(The Center Square) - A group opposing a measure to repeal Colorado's Gallagher Amendment is suing the state to stop changes made to the taxpayer-funded ballot guide that will be printed leading up to the November election.
Colorado prints a ballot guide, commonly called the Blue Book, "to provide voters with the text, title, and a fair and impartial analysis of each initiated or referred constitutional amendment, law, or question on the ballot."
Protect Our Homes Colorado, the issue committee opposing the measure, seeks an emergency restraining order to halt the Blue Book's printing.

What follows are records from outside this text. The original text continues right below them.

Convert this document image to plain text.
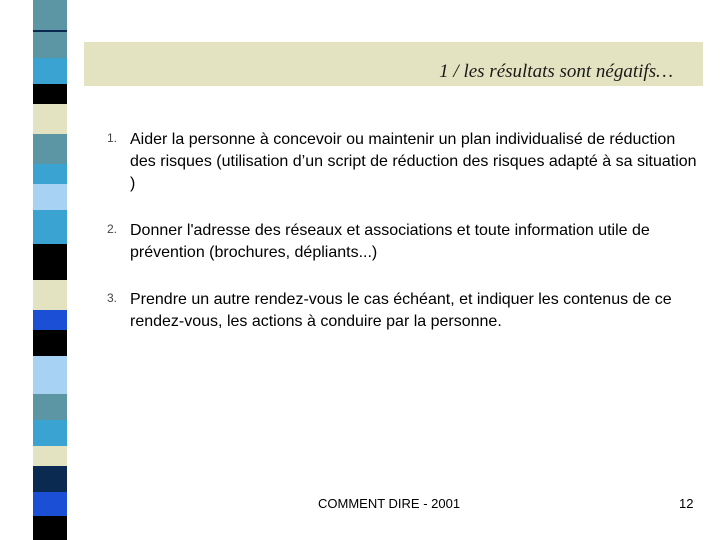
1 / les résultats sont négatifs…
1. Aider la personne à concevoir ou maintenir un plan individualisé de réduction des risques (utilisation d’un script de réduction des risques adapté à sa situation )
2. Donner l'adresse des réseaux et associations et toute information utile de prévention (brochures, dépliants...)
3. Prendre un autre rendez-vous le cas échéant, et indiquer les contenus de ce rendez-vous, les actions à conduire par la personne.
COMMENT DIRE - 2001	12
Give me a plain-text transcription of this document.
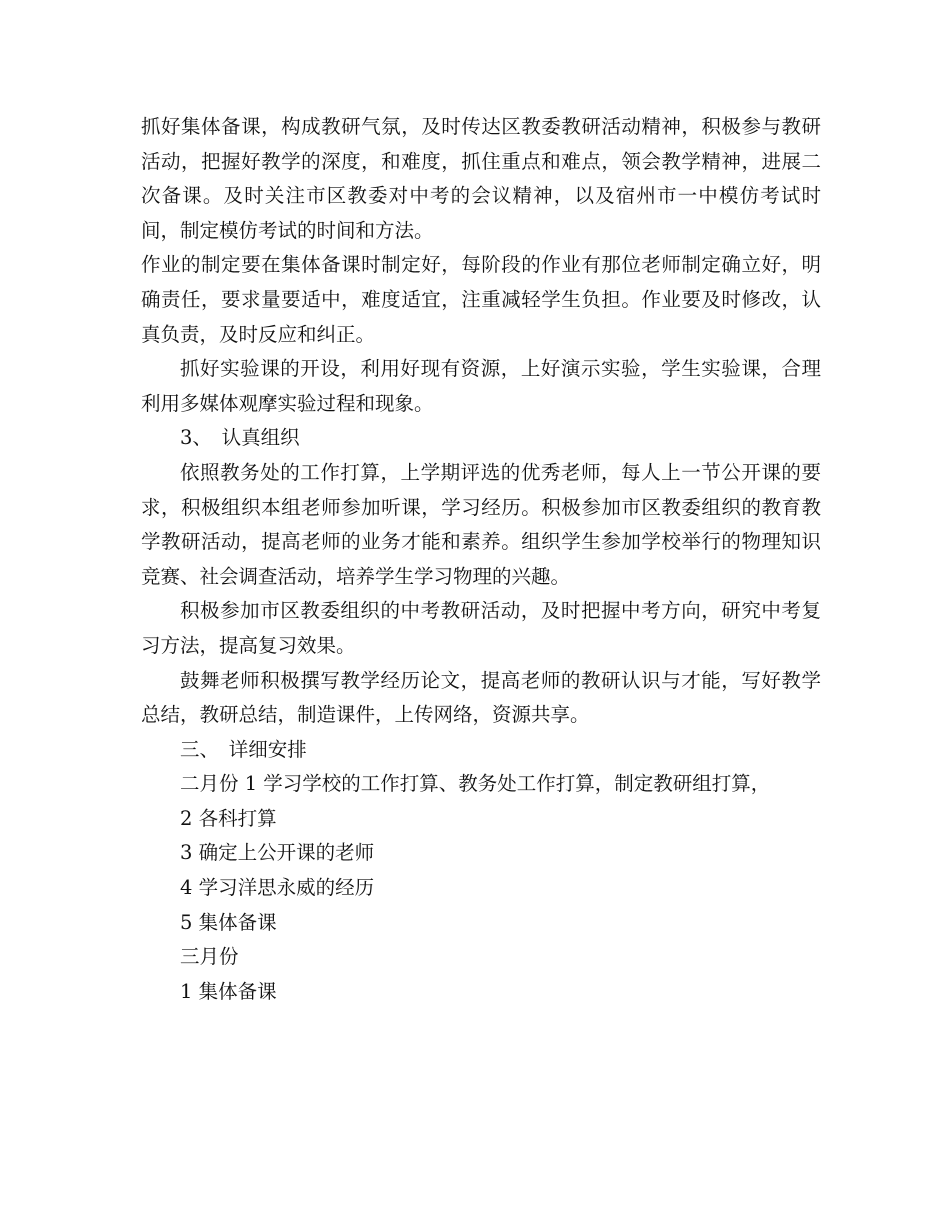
抓好集体备课，构成教研气氛，及时传达区教委教研活动精神，积极参与教研活动，把握好教学的深度，和难度，抓住重点和难点，领会教学精神，进展二次备课。及时关注市区教委对中考的会议精神，以及宿州市一中模仿考试时间，制定模仿考试的时间和方法。

作业的制定要在集体备课时制定好，每阶段的作业有那位老师制定确立好，明确责任，要求量要适中，难度适宜，注重减轻学生负担。作业要及时修改，认真负责，及时反应和纠正。

抓好实验课的开设，利用好现有资源，上好演示实验，学生实验课，合理利用多媒体观摩实验过程和现象。

3、　认真组织

依照教务处的工作打算，上学期评选的优秀老师，每人上一节公开课的要求，积极组织本组老师参加听课，学习经历。积极参加市区教委组织的教育教学教研活动，提高老师的业务才能和素养。组织学生参加学校举行的物理知识竞赛、社会调查活动，培养学生学习物理的兴趣。

积极参加市区教委组织的中考教研活动，及时把握中考方向，研究中考复习方法，提高复习效果。

鼓舞老师积极撰写教学经历论文，提高老师的教研认识与才能，写好教学总结，教研总结，制造课件，上传网络，资源共享。

三、　详细安排

二月份 1 学习学校的工作打算、教务处工作打算，制定教研组打算，

2 各科打算

3 确定上公开课的老师

4 学习洋思永威的经历

5 集体备课

三月份

1 集体备课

The group said it filed the lawsuit against state officials "for failing to provide a fair and impartial analysis of Amendment B."
The state of Colorado, the Colorado Legislative Council, the Colorado Legislative Council Staff and the Colorado General Assembly are listed as defendants in the complaint.

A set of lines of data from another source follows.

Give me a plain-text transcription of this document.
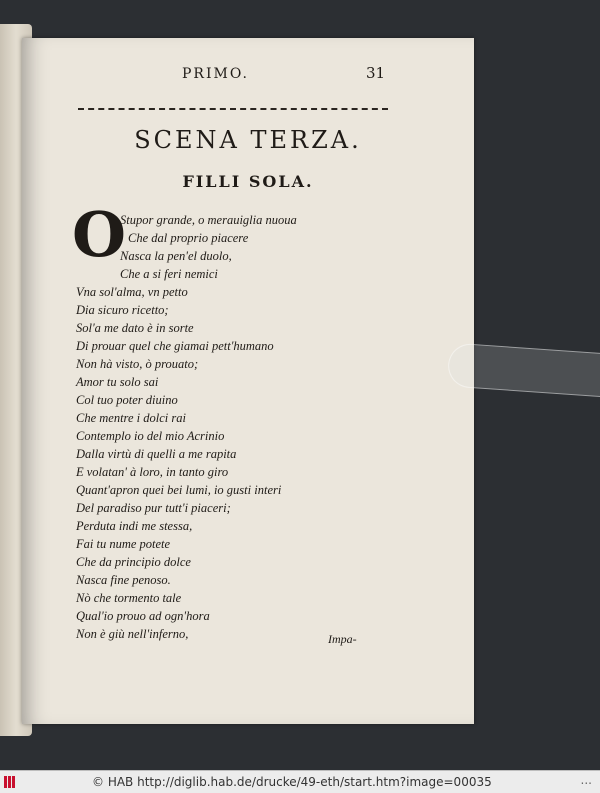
PRIMO.	31
SCENA TERZA.
FILLI SOLA.
O
Stupor grande, o merauiglia nuoua
Che dal proprio piacere
Nasca la pen'el duolo,
Che a si feri nemici
Vna sol'alma, vn petto
Dia sicuro ricetto;
Sol'a me dato è in sorte
Di prouar quel che giamai pett'humano
Non hà visto, ò prouato;
Amor tu solo sai
Col tuo poter diuino
Che mentre i dolci rai
Contemplo io del mio Acrinio
Dalla virtù di quelli a me rapita
E volatan' à loro, in tanto giro
Quant'apron quei bei lumi, io gusti interi
Del paradiso pur tutt'i piaceri;
Perduta indi me stessa,
Fai tu nume potete
Che da principio dolce
Nasca fine penoso.
Nò che tormento tale
Qual'io prouo ad ogn'hora
Non è giù nell'inferno,	Impa-
© HAB http://diglib.hab.de/drucke/49-eth/start.htm?image=00035	...
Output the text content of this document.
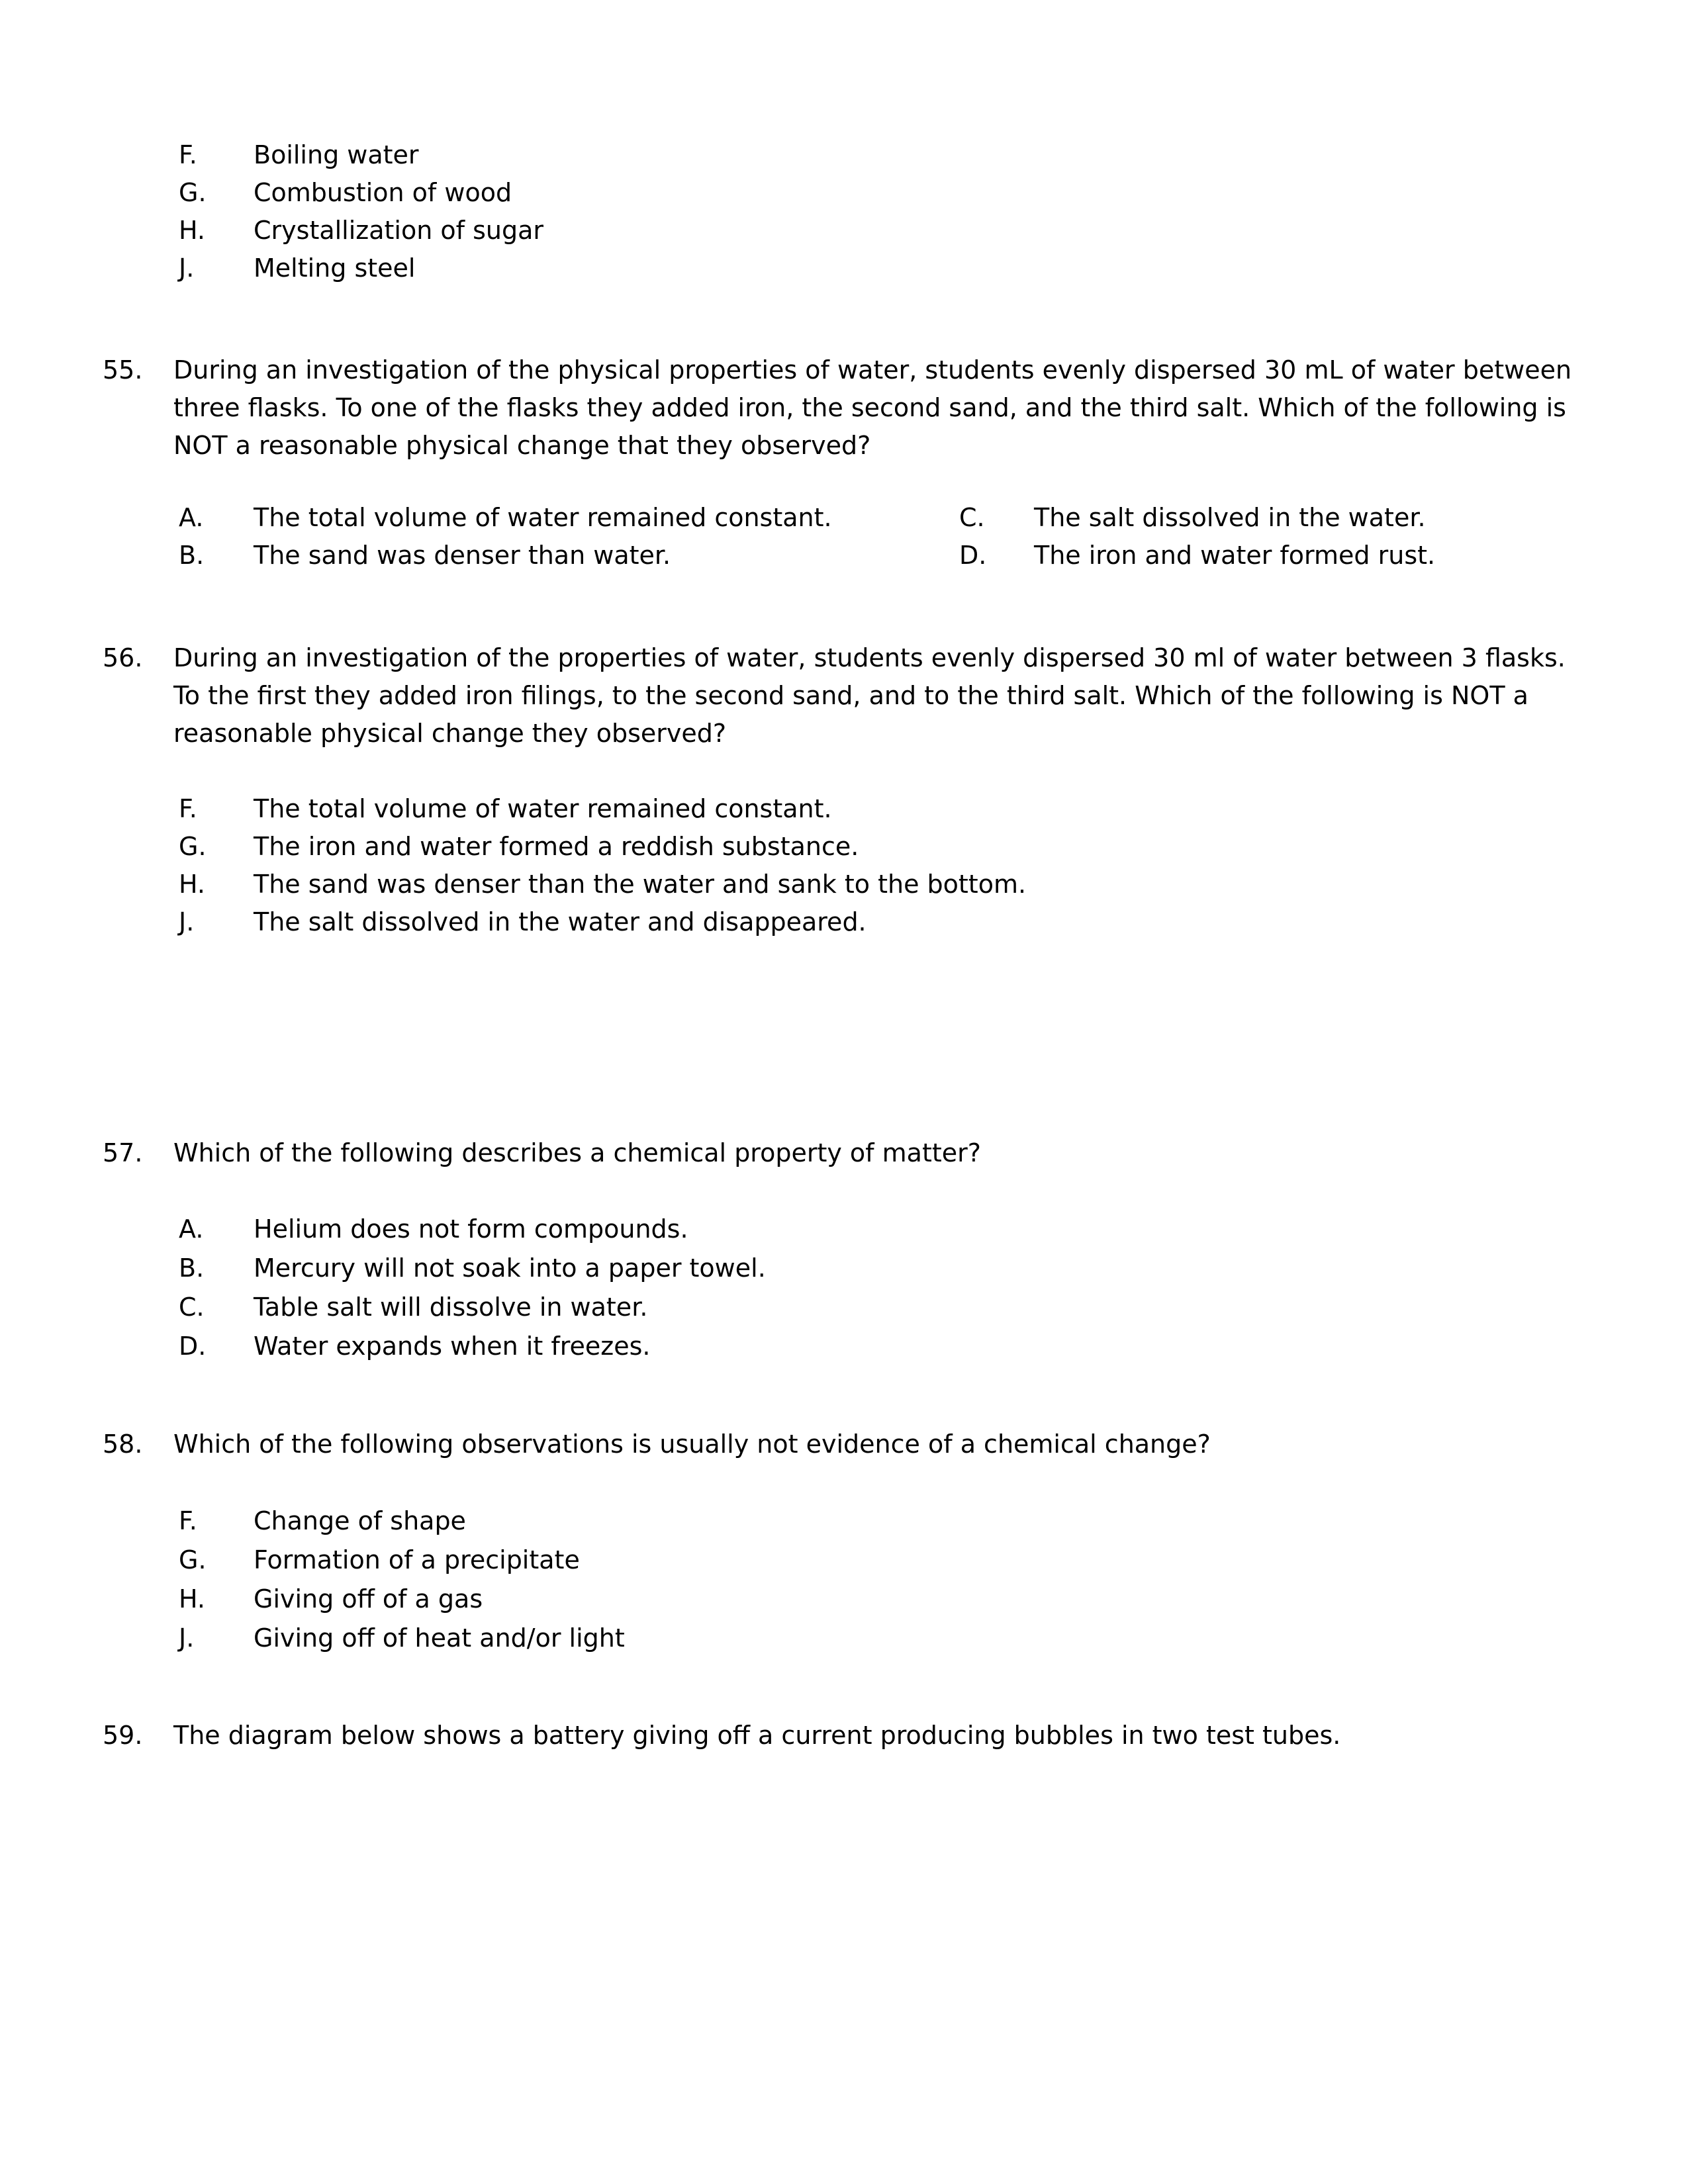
F.	Boiling water
G.	Combustion of wood
H.	Crystallization of sugar
J.	Melting steel
55.	During an investigation of the physical properties of water, students evenly dispersed 30 mL of water between three flasks. To one of the flasks they added iron, the second sand, and the third salt. Which of the following is NOT a reasonable physical change that they observed?
A.	The total volume of water remained constant.	C.	The salt dissolved in the water.
B.	The sand was denser than water.	D.	The iron and water formed rust.
56.	During an investigation of the properties of water, students evenly dispersed 30 ml of water between 3 flasks. To the first they added iron filings, to the second sand, and to the third salt. Which of the following is NOT a reasonable physical change they observed?
F.	The total volume of water remained constant.
G.	The iron and water formed a reddish substance.
H.	The sand was denser than the water and sank to the bottom.
J.	The salt dissolved in the water and disappeared.
57.	Which of the following describes a chemical property of matter?
A.	Helium does not form compounds.
B.	Mercury will not soak into a paper towel.
C.	Table salt will dissolve in water.
D.	Water expands when it freezes.
58.	Which of the following observations is usually not evidence of a chemical change?
F.	Change of shape
G.	Formation of a precipitate
H.	Giving off of a gas
J.	Giving off of heat and/or light
59.	The diagram below shows a battery giving off a current producing bubbles in two test tubes.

The Blue Book is prepared by Legislative Council staff, the General Assembly's nonpartisan research arm, which is overseen by the Joint Legislative Council Committee that's made up of lawmakers.
The lawsuit alleges that amendments approved recently by the bipartisan committee to the Blue Book's analysis of the measure falsely claim that a "yes" vote for the measure won't raise property taxes for residents.
The lawsuit says that the amendments to the analysis "substantially, and improperly changed both the analysis and the arguments to be printed in the Blue Book."
Lawmakers referred the measure to the ballot last session with bipartisan support.
"The Colorado Property Tax Administrator estimates that residential property owners will pay an additional $203.7 million in property tax increases in the first year, and over $1.02 billion over the next five years, that homeowners would not pay if the Amendment fails," Protect Our Homes Colorado said in a statement.
Former Colorado House Speaker Dickey Lee Hullinghorst, a Democrat, and former Democratic Denver City Auditor Dennis Gallagher, who authored the Gallagher Amendment, are both listed as plaintiffs in the lawsuit.
"This brand-new version of the blue book description of the ballot measure makes it sound like this property tax hike is actually a property tax cut. That's dishonest," Hullinghorst said in a statement. "Voters deserve to know exactly what it is that they are voting for or against."
Gallagher said the Blue Book amendment process "was not an open, honest, and fair process that takes any public input or concern into account."
The Gallagher Amendment requires a property tax ratio that's made up of 45 percent from residential properties and 55 percent from non-residential properties, with the General assembly responsible for adjusting the assessment rate for residential properties.
The residential property tax assessment rate has gone from 21 percent when the amendment was approved by voters in 1982 to 7.15 percent today in order to maintain the property tax ratio.
Amendment B would repeal the amendment's ratio requirement and let the General Assembly freeze the state's property tax assessment rates at 7.15 percent for residential properties and 29 percent for non-residential properties, where they currently stand. The measure would also allow the General Assembly to tweak the property tax assessment rate.